Opinion

All-island Brexit approach essential regardless of what Arlene Foster thinks

Brian Feeney

Brian Feeney

Historian and political commentator Brian Feeney has been a columnist with The Irish News for three decades. He is a former SDLP councillor in Belfast and co-author of the award-winning book Lost Lives

First Minister and DUP leader Arlene Foster
First Minister and DUP leader Arlene Foster First Minister and DUP leader Arlene Foster

EVERYTHING comes back to Brexit. It was the first item John McDonnell the shadow chancellor addressed in his big speech in Monday.

It was the main point shadow foreign secretary Emily Thornberry addressed in her speech and it was the only point the new Labour shadow proconsul addressed in his execrable speech. Any idea who he is?

Sadly just as with the British government none of them offered anything specific to raise any hopes here. Worse, Thornberry seems to ignore the north, the place worst affected.

She opened a bidding war with the Conservatives on EU funding. The current chancellor Philip Hammond has said he will fund any money promised from the EU until 2020 if its arrangements are signed off before his autumn statement in November. That leaves a shortfall of hundreds of millions.

On the other hand Thornberry says, ‘we [the Labour Party] will establish a properly-managed domestic fund for less prosperous regions currently in receipt of EU structural funds, and we will ensure that level of funding is protected in full, into the 2020s and beyond.

Funding this commitment will be our top priority for allocating the estimated net savings deriving from Britain's withdrawal from the EU.’

Don’t get your hopes raised. She went on to give details. Her ‘earmarked’ domestic fund is £9.3 billion and the regions likely to benefit are, Wales, south-west England and north-west England, all with seven-year programmes of EU funds.

Does that mean Scotland and the north with devolved administrations aren’t included? Seems like it because otherwise she’d have to top up the block grant.

Anyway, she can say anything she likes because Labour isn’t going to be the government before 2020 and many would say before 2025, if ever.

Furthermore many economists say there are no ‘net savings’ and the Institute for Fiscal Studies says her ‘earmarked’ money isn’t there and even if it was, a drop of 0.5 per cent in the UK’s GDP would wipe it out.

Turn to Labour’s shadow proconsul who made a dreadful, barely coherent speech on Monday. Reading it rather than listening to it doesn’t help to make any more sense of it.

It was a rant of the bleeding obvious shouted at 100 decibels, the prospect of a hard border and customs posts, yeah right, who knew?

Then he roared, ‘much harder to quantify are the day-to-day issues that will effect Irish people across both sides of the border as they try to come to grips with a new reality.’

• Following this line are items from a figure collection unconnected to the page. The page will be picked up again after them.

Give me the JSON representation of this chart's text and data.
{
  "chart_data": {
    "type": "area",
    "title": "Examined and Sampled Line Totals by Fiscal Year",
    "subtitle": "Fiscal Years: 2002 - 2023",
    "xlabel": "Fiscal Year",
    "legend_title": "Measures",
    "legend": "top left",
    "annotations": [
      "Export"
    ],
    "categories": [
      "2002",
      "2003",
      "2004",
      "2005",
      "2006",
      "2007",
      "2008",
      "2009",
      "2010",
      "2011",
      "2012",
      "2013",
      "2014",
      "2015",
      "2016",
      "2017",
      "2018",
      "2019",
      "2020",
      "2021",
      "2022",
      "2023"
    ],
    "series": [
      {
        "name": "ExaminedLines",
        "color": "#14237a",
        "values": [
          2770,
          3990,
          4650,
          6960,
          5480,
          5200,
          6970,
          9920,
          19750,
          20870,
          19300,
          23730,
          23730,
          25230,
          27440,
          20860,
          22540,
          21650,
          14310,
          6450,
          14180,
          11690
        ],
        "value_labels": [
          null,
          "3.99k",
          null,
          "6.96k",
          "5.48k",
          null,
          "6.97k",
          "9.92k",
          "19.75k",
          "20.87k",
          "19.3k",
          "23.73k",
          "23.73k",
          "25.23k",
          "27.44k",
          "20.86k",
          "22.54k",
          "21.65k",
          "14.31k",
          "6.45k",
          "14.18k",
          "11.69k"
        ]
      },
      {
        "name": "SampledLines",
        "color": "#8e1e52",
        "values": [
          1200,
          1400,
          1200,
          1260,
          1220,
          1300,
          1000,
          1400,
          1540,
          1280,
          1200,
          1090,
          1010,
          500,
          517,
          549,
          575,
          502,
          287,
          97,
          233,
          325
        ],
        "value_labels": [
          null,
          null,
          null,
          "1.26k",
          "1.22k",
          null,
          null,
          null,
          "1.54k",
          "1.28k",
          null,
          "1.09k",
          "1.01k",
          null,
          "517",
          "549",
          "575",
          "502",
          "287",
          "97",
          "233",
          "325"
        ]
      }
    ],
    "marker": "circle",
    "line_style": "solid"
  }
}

In other words he has no idea what to do about the economic and social consequences of Brexit. How could he when he doesn’t know what they are?

You might conclude that since Labour is unlikely to be in power for the foreseeable future it doesn’t matter if their front bench spokespersons (for this week anyway) have nothing to say about the north.

That would be wrong. Scotland has strong anti-Brexit representation through the large SNP contingent and Welsh Labour MPs put their country’s case through the Labour front bench but there’s no coherent position coming from the Stormont executive to Labour, even to ensure the fate of the north is at least mentioned in a speech.

Stormont departments began to consider potential consequences only in July and so far have not reached an agreed position.

The nearest anyone came was the letter Foster and McGuinness sent to the Treasury in August flagging pitfalls and begging for mercy.

All they received was the same response as Scotland with no reference to the north’s unique position. It’s long past time Sinn Féin pushed for the all-Ireland forum to present an all-island position.

Enda Kenny has promised such a body, not the original political proposal he messed up in the summer but one facilitating business and civil society.

It has to proceed even if Arlene Foster can’t take her blinkers off and finally admit she made an idiotic mistake advocating Brexit.

All she has to do is not attack the idea so that unionist business people can participate even if she doesn’t.

She can remain in denial as long as she likes but the north’s economic fate after Brexit is inextricably linked with the south’s. Time for her to leave her unionist time warp.